Each one of them, in their own language of comfort, spoke the language of defiance, of anguish, of protest and of solidarity. Each one of them demanded the immediate and unconditional release of Dr Teltumbde – a figure who remains an inspiration to us as a scholar, a writer, a thinker, a prophet of our times, and a human being who relentlessly strove to make us think and feel the true spirit of the Indian Constitution and those of democratic social revolutionaries such as Babasaheb Ambedkar, Periyar and Marx.

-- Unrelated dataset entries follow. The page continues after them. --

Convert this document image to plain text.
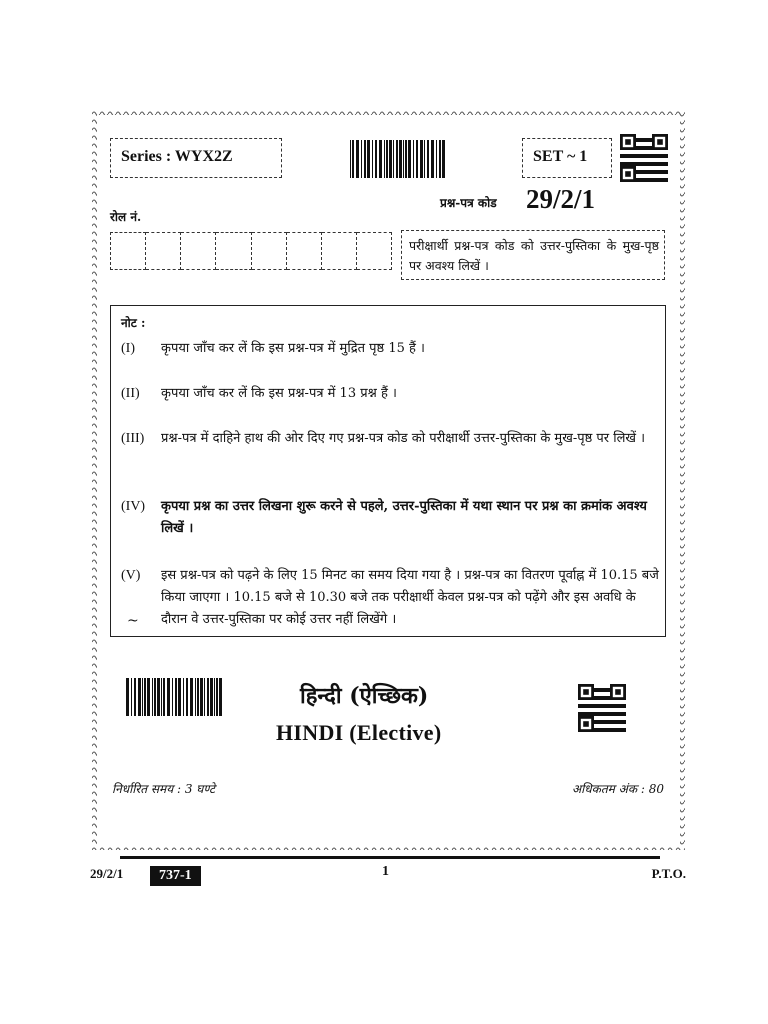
Series : WYX2Z	SET ~ 1
प्रश्न-पत्र कोड 29/2/1
रोल नं.
परीक्षार्थी प्रश्न-पत्र कोड को उत्तर-पुस्तिका के मुख-पृष्ठ पर अवश्य लिखें ।
नोट :
(I) कृपया जाँच कर लें कि इस प्रश्न-पत्र में मुद्रित पृष्ठ 15 हैं ।
(II) कृपया जाँच कर लें कि इस प्रश्न-पत्र में 13 प्रश्न हैं ।
(III) प्रश्न-पत्र में दाहिने हाथ की ओर दिए गए प्रश्न-पत्र कोड को परीक्षार्थी उत्तर-पुस्तिका के मुख-पृष्ठ पर लिखें ।
(IV) कृपया प्रश्न का उत्तर लिखना शुरू करने से पहले, उत्तर-पुस्तिका में यथा स्थान पर प्रश्न का क्रमांक अवश्य लिखें ।
(V) इस प्रश्न-पत्र को पढ़ने के लिए 15 मिनट का समय दिया गया है । प्रश्न-पत्र का वितरण पूर्वाह्न में 10.15 बजे किया जाएगा । 10.15 बजे से 10.30 बजे तक परीक्षार्थी केवल प्रश्न-पत्र को पढ़ेंगे और इस अवधि के दौरान वे उत्तर-पुस्तिका पर कोई उत्तर नहीं लिखेंगे ।
~
हिन्दी (ऐच्छिक)
HINDI (Elective)
निर्धारित समय : 3 घण्टे	अधिकतम अंक : 80
29/2/1	737-1	1	P.T.O.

Attempt is to silence voices that dare imagine an India that is based on Ambedkar’s vision of liberty, equality and fraternity
Many speakers reminded people that the work and lives of social justice defenders being imprisoned in the Bhima-Koregaon case is a testimony against the immorality of the violence perpetrated in India today by the ruling regime -- the violence of development policies, violence of casteism against Dalits, the violence of patriarchy against women, the violence of capitalism against workers, and the violence of an ultranationalism against those seeking to live a life of freedom and choice.
Our effort has only begun. We are very diverse in our biographies but united in our focus. We stand clearly in solidarity with all victims of the unjust and draconian Unlawful Activities Prevention Act (UAPA) – a law that must go for a democratic India to emerge.
India is going through a very dark phase of its history, a phase that ominously threatens to extinguish any glimmer of hope for a majority of its citizens, undercut all promises of the Constitution, and consign all social justice and human rights defenders to oblivion in Indian jails.
The rule of fear by the use and abuse of particular laws and institutions of governance is an attempt to silence all voices that have dared to imagine an India that is based on Babasaheb Ambedkar’s vision of liberty, equality and fraternity.
We demand:
  1. Immediate release and dropping of all charges against all the Bhima-Koregaon-12.
  2. Charges to be brought on Milind Ekbote and Sambhaji Bhide as per the FIRs filed against their actions. 
  3. A repeal of the UAPA which infringes on the fundamental Democratic freedoms of Indian citizens, including their right to dissent and their right to a fair trial.